All measurements were carried out in three biochemical replicates.

4.12. Determination of the Specificity of Action of Bacteriolytic Enzymes against Protein Substrates and Autoclaved Bacterial Target Cells

The specificity of action of the bacteriolytic enzymes Serp3 and Serp was determined using casein, hemoglobin, azofibrin, gelatin, collagen and elastin as protein substrates by the spot test method. The substrates were dissolved in buffers optimal for each enzyme at a concentration of 10 g/l and poured into petri dishes with 1.5% agarose. In the cups, wells were made into which preparations of the bacteriolytic enzymes Serp 3 and Serp were introduced in a volume of 10 µL (0.12 µg and 0.80 µg, respectively). The dishes were incubated at 37 °C up to the appearance of clarification zones (up to 24 h). The diameters of the hydrolysis zones of the protein substrates were determined using AutoCAD 2012 software. All measurements were carried out in two biochemical replicates.

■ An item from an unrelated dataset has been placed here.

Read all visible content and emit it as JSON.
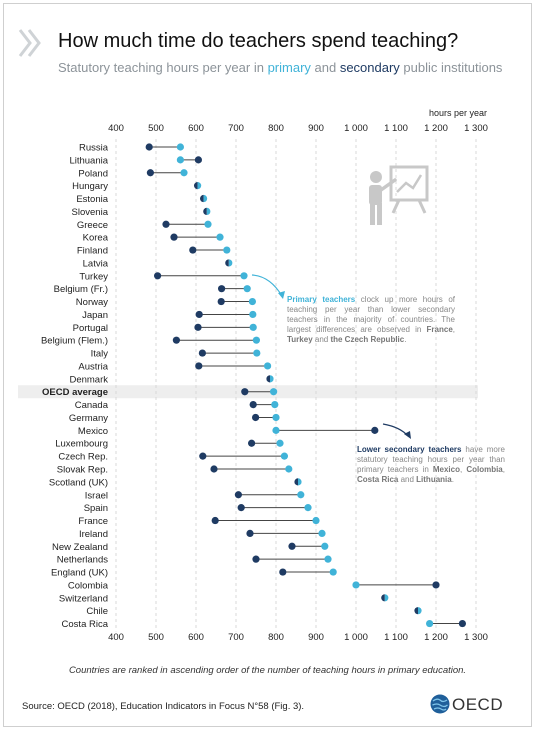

As target cells, use was made of autoclaved cells of S. aureus 209P, M. luteus Ac-2230^T, K. rosea Ac-2200^T, B. cereus 217, P. aeruginosa and P. vulgaris H-19 prepared as follows: after cultivation on medium 5/5 at 29 °C for 18 h, the cells were autoclaved at 1.0 atm for 60 min, precipitated at 12,000× g and washed twice with the buffer of an enzyme sample. Next, a suspension of cells in 10 mM Tris-HCl, pH 8.0, with OD₅₄₀ = 0.5 was prepared. Then, 15–50 μL (0.05–0.16 µg) of bacteriolotyc protease Serp3 and 5–100 µL (0.20–8.00 µg) of Serp was added to the cell suspension. The final volume of the reaction mixture was 1 mL. The reaction mixture was incubated for 5–30 min at 37 °C. All measurements were carried out in three biochemical replicates. Then, a cell suspension was prepared to determine the total bacteriolytic activity by the formula given in Section 4.9.

4.13. Determination of Antifungal Activity by the Spot Test

Living cells of F. solani and S. sclerotiorum were used as substrates. A suspension of fungal cells was prepared from the seed material. An amount of 100 µL of the suspension was dispersed with a spatula onto petri dishes with agarized medium wort. Then, wells were made in the agar, and 30 µL of culture fluid preparations was poured into the wells. The dishes were incubated for 24–48 h at room temperature. The lytic activity was determined by the presence of a lysis zone at the site of sample application. The diameters of the hydrolysis zones of the protein substrates were determined using AutoCAD 2012 software. For statistical analysis, data of three independent biological experiments were obtained, each of which had two biochemical replicates.